Closed Linghuxc closed 9 months ago
I'm sorry that I made mistakes in recent updates. Thank you for pointing out this problem. I have pushed a new readme file to guide the preprocess process and updated the corresponding codes.
Hi, I am trying to train fluentspeech with LibriTTS,.Could you tell me what subset of LibriTTS do you use?
I used train-clean-100 + train-clean-300.
Maybe train clean 100 and train clean 360?
Do you train one subset first and then train the next? Or do you mix two subsets together for training?
yes, train clean 100 and train clean 360. I just mixed two subsets together for training in the experiments of our paper. But in my later experiments, mixing three subsets together shows better zero-shot capabilities.
I have now pre-processed train_clean_100. Should I mix the two subsets again and preprocess them again or can I just process train_clean_360 on the current basis?
The code does not support dataset concatenation. Sorry that you need to mix the two subsets again and preprocess them again.
Ok, thanks for your reply!
You're welcome! If you have any more questions or need further assistance, feel free to ask.
Hi,
I'm training the model on libritts and vctk, Use this command CUDA_VISIBLE_DEVICES=0 python tasks/run.py --config egs/spec_denoiser.yaml --exp_name spec_denoiser --reset
I have a question.
I trained vctk using egs/spec_denoiser.yaml
, but should I train libritts using egs/spec_denoiser.yaml
or egs/spec_denoiser_libritts.yaml
?
In addition, I have a friendly reminder, you can update the readme, python data_gen/tts/run_mfa_train_aligh.sh
may need to change h
to n
, and then use bash to execute.
I'm sorry that the egs/spec_denoiser_libritts.yaml
is out-dated.
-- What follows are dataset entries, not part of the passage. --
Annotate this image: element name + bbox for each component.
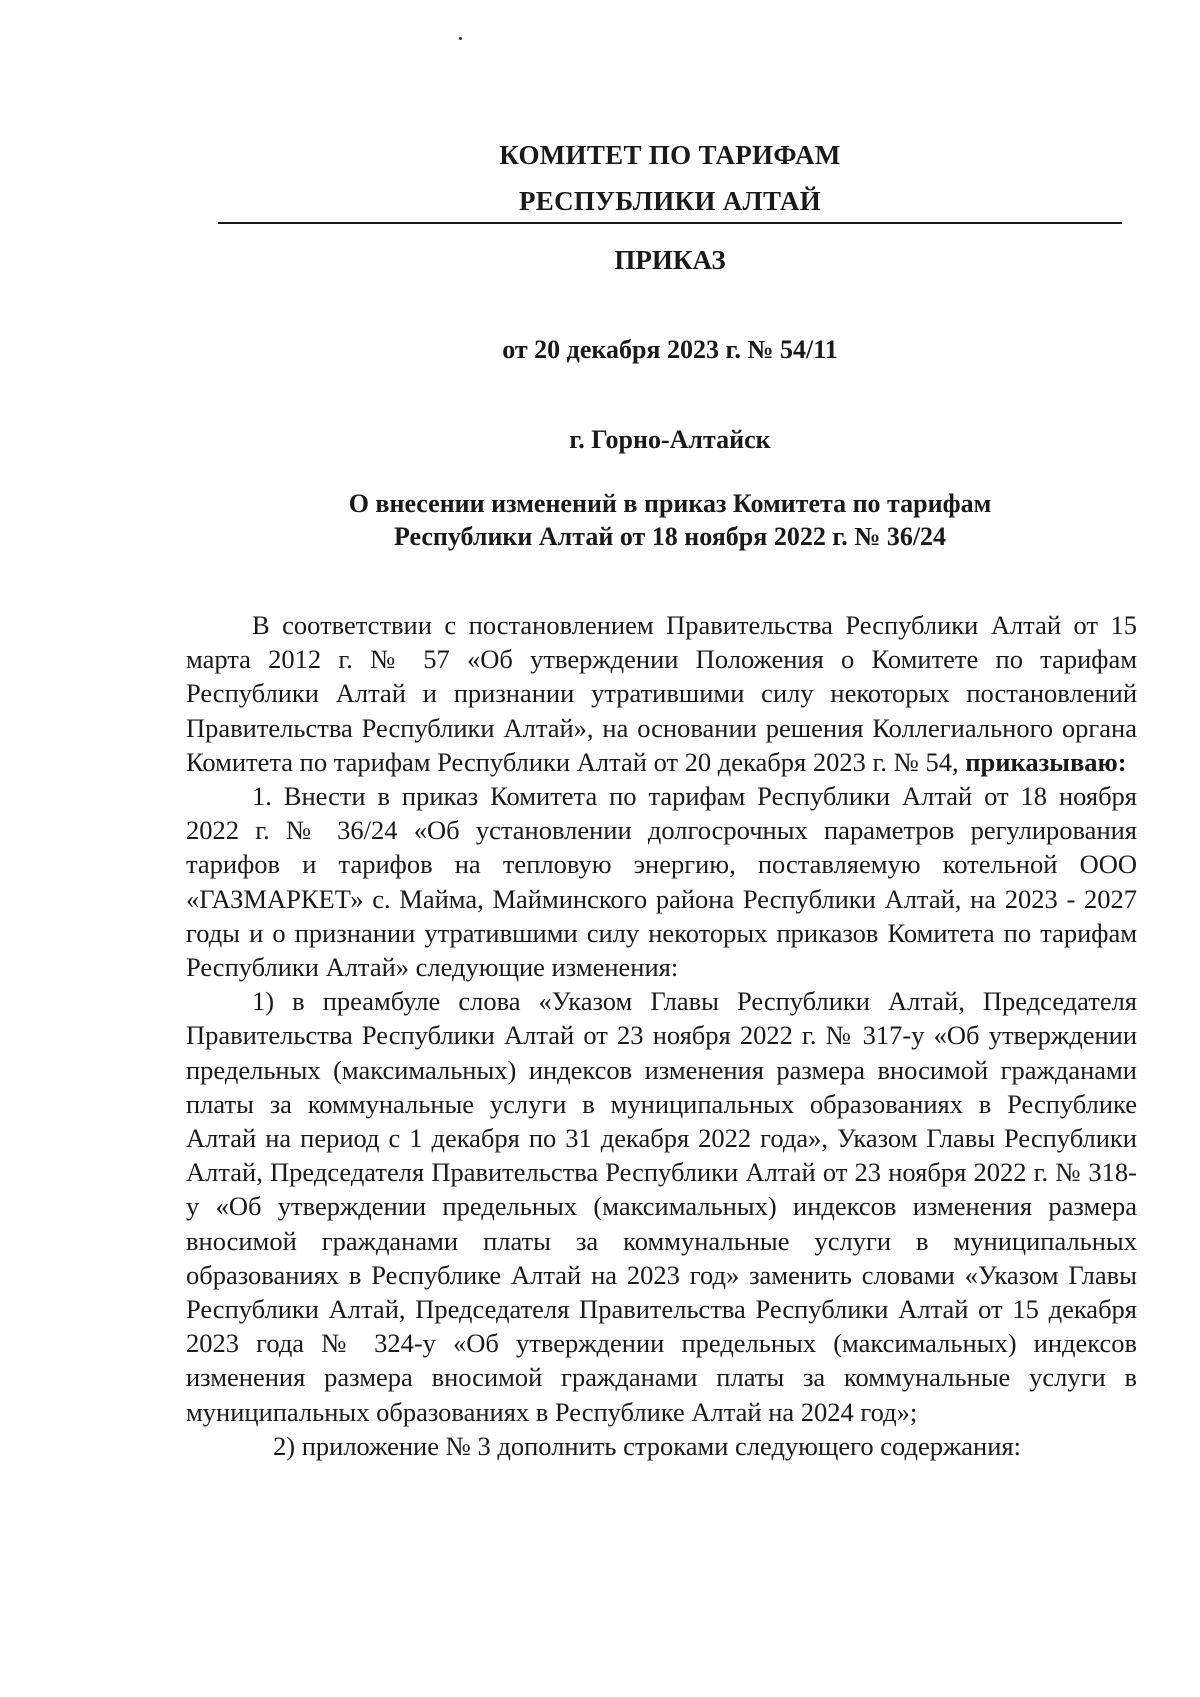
item-1-1-paragraph: 1) в преамбуле слова «Указом Главы Республики Алтай, Председателя Правительства Республики Алтай от 23 ноября 2022 г. № 317-у «Об утверждении предельных (максимальных) индексов изменения размера вносимой гражданами платы за коммунальные услуги в муниципальных образованиях в Республике Алтай на период с 1 декабря по 31 декабря 2022 года», Указом Главы Республики Алтай, Председателя Правительства Республики Алтай от 23 ноября 2022 г. № 318-у «Об утверждении предельных (максимальных) индексов изменения размера вносимой гражданами платы за коммунальные услуги в муниципальных образованиях в Республике Алтай на 2023 год» заменить словами «Указом Главы Республики Алтай, Председателя Правительства Республики Алтай от 15 декабря 2023 года № 324-у «Об утверждении предельных (максимальных) индексов изменения размера вносимой гражданами платы за коммунальные услуги в муниципальных образованиях в Республике Алтай на 2024 год»; — [186, 986, 1137, 1427]
issuer-header — [218, 132, 1122, 224]
intro-order-word: приказываю: — [965, 746, 1127, 777]
issuer-line-1: КОМИТЕТ ПО ТАРИФАМ — [499, 140, 841, 170]
document-city: г. Горно-Алтайск — [569, 425, 771, 454]
header-rule — [218, 222, 1122, 224]
item-1-paragraph: 1. Внести в приказ Комитета по тарифам Республики Алтай от 18 ноября 2022 г. № 36/24 «Об установлении долгосрочных параметров регулирования тарифов и тарифов на тепловую энергию, поставляемую котельной ООО «ГАЗМАРКЕТ» с. Майма, Майминского района Республики Алтай, на 2023 - 2027 годы и о признании утратившими силу некоторых приказов Комитета по тарифам Республики Алтай» следующие изменения: — [186, 781, 1137, 983]
document-body — [186, 608, 1137, 1463]
item-1-2-paragraph: 2) приложение № 3 дополнить строками следующего содержания: — [273, 1430, 1021, 1461]
document-type: ПРИКАЗ — [614, 245, 726, 275]
intro-paragraph — [186, 608, 1137, 779]
scan-speck — [459, 37, 462, 40]
subject-line-1: О внесении изменений в приказ Комитета по тарифам — [348, 489, 992, 518]
document-subject — [218, 487, 1122, 553]
document-date-number: от 20 декабря 2023 г. № 54/11 — [502, 335, 838, 364]
subject-line-2: Республики Алтай от 18 ноября 2022 г. № 36/24 — [393, 522, 947, 551]
issuer-line-2: РЕСПУБЛИКИ АЛТАЙ — [518, 186, 822, 216]
intro-text: В соответствии с постановлением Правительства Республики Алтай от 15 марта 2012 г. № 57 «Об утверждении Положения о Комитете по тарифам Республики Алтай и признании утратившими силу некоторых постановлений Правительства Республики Алтай», на основании решения Коллегиального органа Комитета по тарифам Республики Алтай от 20 декабря 2023 г. № 54, — [186, 610, 1137, 777]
You can use directly use egs/spec_denoiser.yaml
to train the model on libritts.
Thanks for your advice! I will update the readme.
Hi, I used the pre-trained model for reasoning and found that mfa_model.zip and mfa_dict.txt were missing. I downloaded the relevant models from the official mfa and created folders by myself to put them in.
However, the output shows:![image](https://github.com/Zain-Jiang/Speech-Editing-Toolkit/assets/128498268/8d47b9e9-5406-4e6c-a17f-03cd041ee3af)
Do I need to perform the data processing part first? After entering the following command:
show:
![image](https://github.com/Zain-Jiang/Speech-Editing-Toolkit/assets/128498268/ecda8a25-023f-4808-9519-77af2f54595b)
How should I solve this problem and I need help with!